How have all the factors above been brought together to estimate a fair value?
  • The analysts have a consensus price target of ₹642.5 for Skipper based on their expectations of its future earnings growth, profit margins and other risk factors.
  • In order for you to agree with the analyst's consensus, you'd need to believe that by 2028, revenues will be ₹72.8 billion, earnings will come to ₹3.7 billion, and it would be trading on a PE ratio of 27.3x, assuming you use a discount rate of 14.5%.
  • Given the current share price of ₹457.6, the analyst price target of ₹642.5 is 28.8% higher.
  • We always encourage you to reach your own conclusions though. So sense check these analyst numbers against your own assumptions and expectations based on your understanding of the business and what you believe is probable.
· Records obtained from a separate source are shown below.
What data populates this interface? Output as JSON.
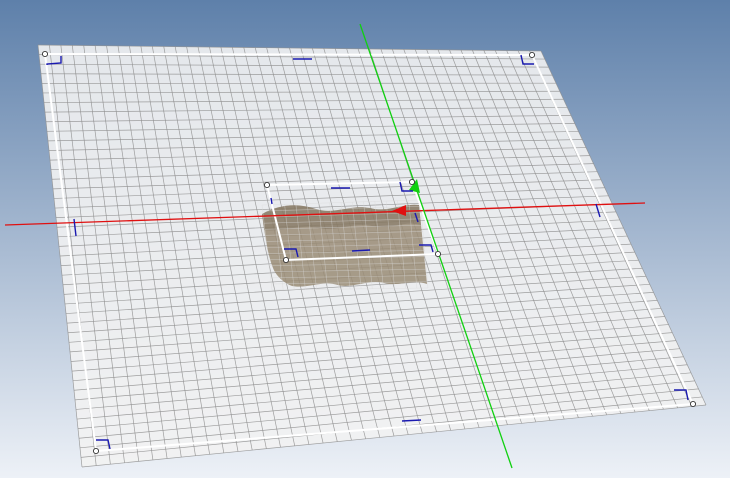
{
  "viewport": {
    "background_top": "#5e80aa",
    "background_bottom": "#edf1f7"
  },
  "colors": {
    "plane_fill": "#f2f2f2",
    "grid_line": "#8f8f8f",
    "boundary": "#ffffff",
    "handle": "#ffffff",
    "bracket": "#1a1ab0",
    "x_axis": "#e01010",
    "y_axis": "#10d010",
    "surface": "#9a8c75"
  },
  "scene": {
    "grid_divisions": 44,
    "outer_boundary": "rectangle-selection",
    "inner_boundary": "rectangle-selection",
    "surface": "wavy-terrain-patch"
  }
}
How well do narratives help inform your perspective?

Disclaimer

Warren A.I. is a tool utilizing a Large Language Model (LLM) that ingests data on consensus price targets, forecasted revenue and earnings figures, as well as the transcripts of earnings calls to produce qualitative analysis. The narratives produced by Warren A.I. are general in nature and are based solely on analyst data and publicly-available material published by the respective companies. These scenarios are not indicative of the company's future performance and are exploratory in nature. Simply Wall St has no position in the company(s) mentioned. Simply Wall St may provide the securities issuer or related entities with website advertising services for a fee, on an arm's length basis. These relationships have no impact on the way we conduct our business, the content we host, or how our content is served to users. The price targets and estimates used are consensus data, and do not constitute a recommendation to buy or sell any stock, and they do not take account of your objectives, or your financial situation. Note that Warren A.I.'s analysis may not factor in the latest price-sensitive company announcements or qualitative material.